31.12.2020
Bundesliga

Berechtigte Ambitionen

Am zurückliegenden Spieltag erstmals in dieser Saison eine Ligapartie verloren, möchte Bayer 04 Leverkusen seine zuvor bemerkenswerte Verfassung bestätigen.

Situation: Spitze im Blick

Bayer 04 Leverkusen startete mit drei Unentschieden zunächst eher schleppend in die neue Saison, holte aus den folgenden neun Partien allerdings 25 von 27 möglichen Punkten. Nach dem zwölften Spieltag grüßte die Werkself als einzige noch ungeschlagene deutsche Mannschaft von der Tabellenspitze. In der letzten Ligapartie 2020 empfing Leverkusen Rekordmeister Bayern München zum Topspiel, musste sich nach einem Gegentor in der Nachspielzeit spät mit 1:2 geschlagen geben und als Folge der ersten Saisonniederlage auch den FCB tabellarisch vorbeiziehen lassen. Im Kampf um die Spitze hat Bayer aber weiterhin alle Möglichkeiten. In der vergangenen Saison verpasste die Mannschaft von Peter Bosz Platz vier und die Qualifikation für die UEFA Champions League nur knapp. Aktuell läuft es sowohl national als auch international. Die Gruppenphase der UEFA Europa League beendeten die Leverkusener mit 15 Punkten und 21 Treffern souverän als Gruppensieger, in der Zwischenrunde trifft Bayer im Februar auf den BSC Young Boys.

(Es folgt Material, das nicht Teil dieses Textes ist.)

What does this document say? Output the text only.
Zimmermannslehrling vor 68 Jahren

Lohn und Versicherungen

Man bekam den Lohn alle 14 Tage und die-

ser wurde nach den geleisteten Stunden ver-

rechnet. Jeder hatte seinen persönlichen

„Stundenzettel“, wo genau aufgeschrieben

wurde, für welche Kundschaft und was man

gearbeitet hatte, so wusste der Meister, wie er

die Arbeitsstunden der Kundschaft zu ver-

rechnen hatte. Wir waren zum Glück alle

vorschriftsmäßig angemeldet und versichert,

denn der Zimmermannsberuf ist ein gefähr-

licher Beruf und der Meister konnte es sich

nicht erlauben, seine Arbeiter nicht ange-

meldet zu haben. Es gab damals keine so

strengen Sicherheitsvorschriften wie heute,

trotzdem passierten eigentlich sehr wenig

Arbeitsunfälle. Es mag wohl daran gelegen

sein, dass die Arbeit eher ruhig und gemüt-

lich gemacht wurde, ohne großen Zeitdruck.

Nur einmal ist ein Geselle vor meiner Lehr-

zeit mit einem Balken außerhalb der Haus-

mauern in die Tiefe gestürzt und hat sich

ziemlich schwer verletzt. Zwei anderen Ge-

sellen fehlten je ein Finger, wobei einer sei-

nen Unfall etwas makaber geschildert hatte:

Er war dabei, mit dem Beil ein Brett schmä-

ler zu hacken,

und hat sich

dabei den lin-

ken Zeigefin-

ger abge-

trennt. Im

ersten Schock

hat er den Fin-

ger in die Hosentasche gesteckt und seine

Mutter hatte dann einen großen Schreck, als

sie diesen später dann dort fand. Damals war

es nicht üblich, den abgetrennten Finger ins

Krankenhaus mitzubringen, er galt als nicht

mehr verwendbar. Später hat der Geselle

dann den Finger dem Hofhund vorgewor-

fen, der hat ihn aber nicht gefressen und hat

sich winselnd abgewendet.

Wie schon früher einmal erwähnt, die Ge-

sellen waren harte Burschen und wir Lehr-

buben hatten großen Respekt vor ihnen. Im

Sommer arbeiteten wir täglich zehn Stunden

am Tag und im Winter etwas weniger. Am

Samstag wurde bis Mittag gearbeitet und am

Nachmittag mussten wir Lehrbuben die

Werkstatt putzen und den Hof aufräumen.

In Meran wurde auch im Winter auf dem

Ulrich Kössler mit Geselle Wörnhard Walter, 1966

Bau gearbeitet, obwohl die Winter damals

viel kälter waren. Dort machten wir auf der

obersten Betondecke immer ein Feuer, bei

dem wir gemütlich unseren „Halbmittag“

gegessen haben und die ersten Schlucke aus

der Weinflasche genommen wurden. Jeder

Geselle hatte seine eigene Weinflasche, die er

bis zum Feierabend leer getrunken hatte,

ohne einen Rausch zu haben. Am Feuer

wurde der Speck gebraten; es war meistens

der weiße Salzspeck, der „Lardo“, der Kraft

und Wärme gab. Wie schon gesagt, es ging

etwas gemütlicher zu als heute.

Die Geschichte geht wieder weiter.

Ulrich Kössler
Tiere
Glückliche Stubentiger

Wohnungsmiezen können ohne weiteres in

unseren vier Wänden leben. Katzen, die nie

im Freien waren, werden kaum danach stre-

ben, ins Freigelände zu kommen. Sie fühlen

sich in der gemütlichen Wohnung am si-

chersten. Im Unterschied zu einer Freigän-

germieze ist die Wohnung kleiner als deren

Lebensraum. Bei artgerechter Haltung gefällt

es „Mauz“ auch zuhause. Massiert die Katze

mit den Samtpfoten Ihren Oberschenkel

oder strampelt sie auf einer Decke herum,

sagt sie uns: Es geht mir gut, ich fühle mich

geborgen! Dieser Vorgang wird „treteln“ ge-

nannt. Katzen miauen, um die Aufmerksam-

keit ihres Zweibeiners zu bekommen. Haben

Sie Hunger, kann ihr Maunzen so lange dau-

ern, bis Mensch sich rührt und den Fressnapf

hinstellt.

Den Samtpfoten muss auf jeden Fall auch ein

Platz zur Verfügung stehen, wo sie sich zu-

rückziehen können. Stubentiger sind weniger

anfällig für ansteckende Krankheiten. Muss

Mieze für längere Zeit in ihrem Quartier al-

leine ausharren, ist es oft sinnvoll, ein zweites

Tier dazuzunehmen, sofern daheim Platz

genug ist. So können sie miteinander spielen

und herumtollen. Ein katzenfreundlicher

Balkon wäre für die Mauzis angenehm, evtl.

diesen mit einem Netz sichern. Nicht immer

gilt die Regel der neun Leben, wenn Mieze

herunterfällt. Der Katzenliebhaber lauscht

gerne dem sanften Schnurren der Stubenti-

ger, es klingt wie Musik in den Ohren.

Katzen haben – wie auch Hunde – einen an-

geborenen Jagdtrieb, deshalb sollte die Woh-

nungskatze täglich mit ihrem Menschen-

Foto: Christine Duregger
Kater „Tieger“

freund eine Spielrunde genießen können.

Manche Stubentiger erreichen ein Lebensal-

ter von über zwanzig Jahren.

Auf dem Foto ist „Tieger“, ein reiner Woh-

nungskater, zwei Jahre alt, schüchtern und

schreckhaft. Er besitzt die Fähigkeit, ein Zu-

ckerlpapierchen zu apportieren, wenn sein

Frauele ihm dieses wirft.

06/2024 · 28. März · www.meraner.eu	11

Trainer: Noch nicht fertig

Peter Bosz übernahm den Cheftrainerposten unterm Bayer-Kreuz zur Rückrunde der Saison 2018/19, die seine Mannschaft auf Tabellenplatz vier beendete und sich damit für die Königsklasse qualifizierte. Der ehemalige Mittelfeldspieler verbrachte den Großteil seiner aktiven Profilaufbahn in den Niederlanden, bevor er seine Fußballschuhe zum Jahresbeginn 2000 in der japanischen J.League an den Nagel hing. Ein halbes Jahr später übernahm Bosz den Trainerposten bei seinem Jugendverein AGOVV Apeldoorn.

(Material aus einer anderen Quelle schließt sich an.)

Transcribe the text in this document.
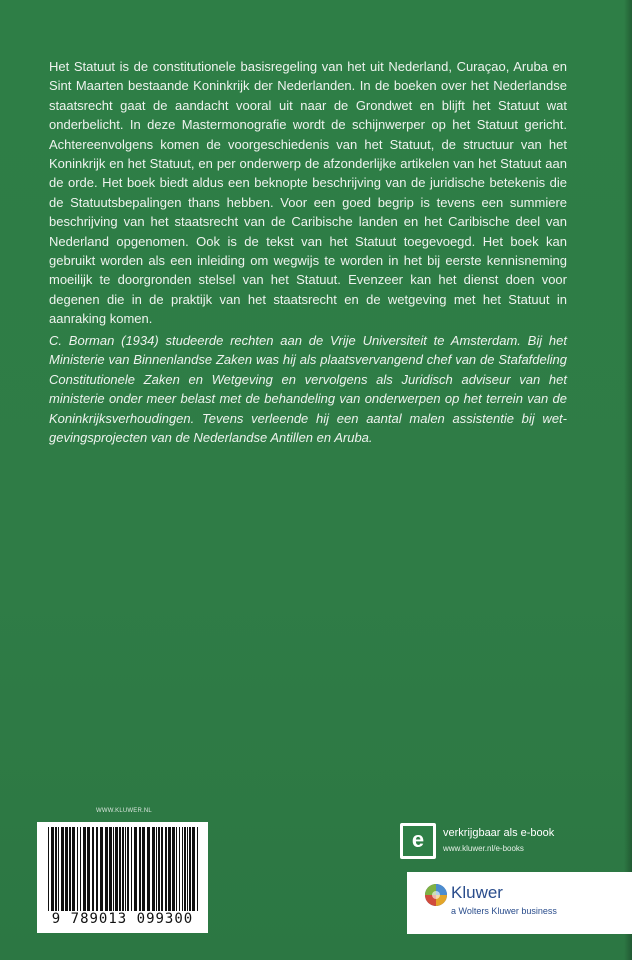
Het Statuut is de constitutionele basisregeling van het uit Nederland, Curaçao, Aruba en Sint Maarten bestaande Koninkrijk der Nederlanden. In de boeken over het Nederlandse staatsrecht gaat de aandacht vooral uit naar de Grondwet en blijft het Statuut wat onderbelicht. In deze Mastermonografie wordt de schijnwerper op het Statuut gericht. Achtereenvolgens komen de voorgeschiedenis van het Statuut, de structuur van het Koninkrijk en het Statuut, en per onderwerp de afzonderlijke artikelen van het Statuut aan de orde. Het boek biedt aldus een beknopte beschrijving van de juridische betekenis die de Statuutsbepalingen thans hebben. Voor een goed begrip is tevens een summiere beschrijving van het staatsrecht van de Caribische landen en het Caribische deel van Nederland opgenomen. Ook is de tekst van het Statuut toegevoegd. Het boek kan gebruikt worden als een inleiding om wegwijs te worden in het bij eerste kennisneming moeilijk te doorgronden stelsel van het Statuut. Evenzeer kan het dienst doen voor degenen die in de praktijk van het staatsrecht en de wetgeving met het Statuut in aanraking komen.

C. Borman (1934) studeerde rechten aan de Vrije Universiteit te Amsterdam. Bij het Ministerie van Binnenlandse Zaken was hij als plaatsvervangend chef van de Stafafdeling Constitutionele Zaken en Wetgeving en vervolgens als Juridisch adviseur van het ministerie onder meer belast met de behandeling van onderwerpen op het terrein van de Koninkrijksverhoudingen. Tevens verleende hij een aantal malen assistentie bij wet-gevingsprojecten van de Nederlandse Antillen en Aruba.

WWW.KLUWER.NL
9 789013 099300
e verkrijgbaar als e-book
www.kluwer.nl/e-books
Kluwer
a Wolters Kluwer business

Gibt die Richtung vor: Trainer Peter Bosz.

Über diverse Stationen in seinem Heimatland heuerte der 57-Jährige im Sommer 2016 bei Ajax Amsterdam an und erreichte in der ersten Saison mit seiner Mannschaft die Vizemeisterschaft und das Finale der UEFA Europa League. Nach nur einem Jahr in Amsterdam trat Bosz zur Saison 2017/18 die Stelle als Cheftrainer von Bundesligist Borussia Dortmund an. Nach einer furiosen Anfangszeit mit 19 von möglichen 21 Punkten aus den ersten sieben Ligapartien konnte der BVB danach noch eines von 13 Pflichtspielen gewinnen und schied zudem aus der Champions League aus – am 9. Dezember 2017 trennten sich die Wege. Ein knappes Jahr später ersetzte der Offensivliebhaber bekanntlich Heiko Herrlich als Chefcoach von Bayer Leverkusen und erklärte bei Amtsantritt: „Wenn ich ganz ehrlich bin, wollte ich gerne zurück in die Bundesliga. Denn ich war da noch nicht fertig.“ Das beweist Bosz mit seinem Team derzeit auf beachtliche Art und Weise.

Taktiktafel: Stabil und treffsicher

Trainer Bosz setzt in dieser Saison vorrangig auf ein 4-3-3-System, in dem seine Mannschaft ihre Offensivqualitäten optimal ausspielen kann. Das zahlt sich aus: Mit 28 Treffern stellt Bayer derzeit nach Bayern München (39) den zweitbesten Sturm der Liga, zudem haben die Leverkusener erst zwölf Gegentore kassiert – ein Wert, den einzig Leipzig unterbietet (neun). Und aufgepasst: Die Werkself erzielte bereits 13 Tore nach einem Standard und damit mehr als jedes andere Ligateam. Zwischen den Pfosten ist der ehemalige Adlerträger Lukas Hradecky gesetzt, der in dieser Saison bereits fünf Mal die weiße Weste wahrte und damit nach Leipzigs Peter Gulacsi (sechs Mal) am häufigsten zu null spielte. Im Zusammenhang zu setzen ist diese Quote möglicherweise auch mit der aufopferungsvollen Spielweise der Vorderleute: 3140 Sprints sind die drittmeisten der Liga, 9836 intensive Läufe die zweitmeisten. 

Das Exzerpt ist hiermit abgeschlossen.